A recent survey commissioned by Harris Interactive found that 86% of consumers quit doing business with a company because of one bad customer experience, up from 59% 4 years ago.
*Source: Harris Interactive:
Customer Experience Impact Report 2011
86%! And growing, this is clearly showing an increasing gap between customer expectations of their experience and what companies are delivering.
Why is this happening?
Rationally it does not make a lot of sense. One would think that switching costs and the time already invested by the customer in doing business would preclude them from changing suppliers.
However, the reality is that we are driven by EMOTIONS. Experiences that create powerful negative emotions tend to override any logic or rationale thinking.
Have you ever gone off the deep end? Think about the last time you responded emotionally to a situation that in hindsight seemed like an overreaction? We have all been there before.
What does this mean for companies?
The bottom line is that every interaction with a company can and does have an impact.
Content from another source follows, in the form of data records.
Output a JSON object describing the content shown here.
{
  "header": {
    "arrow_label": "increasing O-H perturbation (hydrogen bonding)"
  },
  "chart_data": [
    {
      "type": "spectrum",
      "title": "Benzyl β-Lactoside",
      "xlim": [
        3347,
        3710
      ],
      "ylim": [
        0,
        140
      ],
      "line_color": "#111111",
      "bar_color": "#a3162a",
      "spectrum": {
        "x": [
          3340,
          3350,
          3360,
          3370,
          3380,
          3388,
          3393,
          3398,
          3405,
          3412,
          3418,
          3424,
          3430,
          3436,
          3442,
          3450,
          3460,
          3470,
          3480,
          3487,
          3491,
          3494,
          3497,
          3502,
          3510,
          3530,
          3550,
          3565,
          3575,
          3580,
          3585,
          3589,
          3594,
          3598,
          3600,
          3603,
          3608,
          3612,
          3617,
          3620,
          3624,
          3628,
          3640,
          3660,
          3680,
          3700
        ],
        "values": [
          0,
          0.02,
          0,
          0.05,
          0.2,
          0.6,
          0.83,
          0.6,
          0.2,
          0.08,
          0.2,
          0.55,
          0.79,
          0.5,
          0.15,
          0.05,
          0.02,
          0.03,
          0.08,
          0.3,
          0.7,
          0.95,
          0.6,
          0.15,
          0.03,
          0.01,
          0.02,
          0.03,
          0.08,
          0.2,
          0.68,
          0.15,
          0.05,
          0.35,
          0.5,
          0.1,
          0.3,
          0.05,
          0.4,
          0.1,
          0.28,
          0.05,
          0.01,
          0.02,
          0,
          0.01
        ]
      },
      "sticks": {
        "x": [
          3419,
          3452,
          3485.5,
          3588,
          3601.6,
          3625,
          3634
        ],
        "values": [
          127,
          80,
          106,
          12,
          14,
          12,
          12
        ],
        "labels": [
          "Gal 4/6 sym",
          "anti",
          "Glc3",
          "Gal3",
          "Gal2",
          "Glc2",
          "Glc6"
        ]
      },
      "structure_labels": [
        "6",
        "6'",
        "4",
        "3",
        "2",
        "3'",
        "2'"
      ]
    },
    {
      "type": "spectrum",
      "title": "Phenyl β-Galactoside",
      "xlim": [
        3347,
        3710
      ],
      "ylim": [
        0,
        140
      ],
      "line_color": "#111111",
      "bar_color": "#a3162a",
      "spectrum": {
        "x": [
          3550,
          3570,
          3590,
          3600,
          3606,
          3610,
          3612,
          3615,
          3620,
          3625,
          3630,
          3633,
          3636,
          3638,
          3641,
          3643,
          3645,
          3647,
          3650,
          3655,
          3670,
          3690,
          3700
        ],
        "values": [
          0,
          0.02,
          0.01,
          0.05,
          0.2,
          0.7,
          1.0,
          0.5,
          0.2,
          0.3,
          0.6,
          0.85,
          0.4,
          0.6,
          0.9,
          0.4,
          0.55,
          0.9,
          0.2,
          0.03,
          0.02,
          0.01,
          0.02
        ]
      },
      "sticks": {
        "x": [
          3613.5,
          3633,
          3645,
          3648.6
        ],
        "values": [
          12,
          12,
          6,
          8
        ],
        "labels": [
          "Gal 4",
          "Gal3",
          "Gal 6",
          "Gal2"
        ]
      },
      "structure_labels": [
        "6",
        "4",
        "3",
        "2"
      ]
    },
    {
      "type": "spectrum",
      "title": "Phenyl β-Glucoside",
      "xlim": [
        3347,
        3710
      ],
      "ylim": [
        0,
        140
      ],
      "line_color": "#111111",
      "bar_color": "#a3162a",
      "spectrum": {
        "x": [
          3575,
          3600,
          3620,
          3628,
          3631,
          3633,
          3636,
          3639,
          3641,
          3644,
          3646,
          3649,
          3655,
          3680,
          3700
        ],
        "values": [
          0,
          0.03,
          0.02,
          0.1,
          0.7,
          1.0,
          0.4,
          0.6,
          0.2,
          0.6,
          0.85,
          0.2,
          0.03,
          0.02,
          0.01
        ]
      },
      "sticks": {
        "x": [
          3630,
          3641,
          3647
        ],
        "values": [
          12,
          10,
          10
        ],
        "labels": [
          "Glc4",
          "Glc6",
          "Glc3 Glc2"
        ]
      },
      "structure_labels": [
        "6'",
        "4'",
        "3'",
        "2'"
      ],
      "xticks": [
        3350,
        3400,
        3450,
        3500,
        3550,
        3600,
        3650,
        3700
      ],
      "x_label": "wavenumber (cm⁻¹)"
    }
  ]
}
Emotional triggers override rational thought so it is important to consider which issues can create negative emotions.
For example here are the top reasons customers leave companies in the finance, TV and telecommunication sector* I have added the associated emotional drivers:
- Having to repeat information – emotional driver: frustration
- Feeling trapped in automated self – service – emotional driver: powerlessness
- Having to wait too long – emotional driver: anger from lack of respect for time
- Interacting with staff who have no knowledge of the service history (or customer value) emotional driver: anger from lack of respect for time
- Unable to easily switch between communication channels – emotional driver: frustration
How can emotions be leveraged for customer centric change?
Both positive and negative emotions can be leveraged in employees during a drive to improve customer experience and customer centricity throughout an organization:
1, Creating Empathy
Sharing the negative emotions that come with poor customer experiences help create customer empathy and understanding. This is a crucial first step to gaining buy in from employees that customer focus is important.
2. Creating Action
The positive emotions that come from doing a great job, satisfying a customer and being recognized for those achievements are powerful levers for change. There is an inherent satisfaction we get when we know we have done something worthwhile.
This is the crucial positive emotion to trigger as this provides employees with the motivation and desire to adapt their own work and become more customer focused as individuals.
Here is a short video we created to paint a picture of the type of company we are trying to help our client’s create:
Tapping into the emotions that drive performance is a key success factor when it comes to customer centric culture change. What works in your company?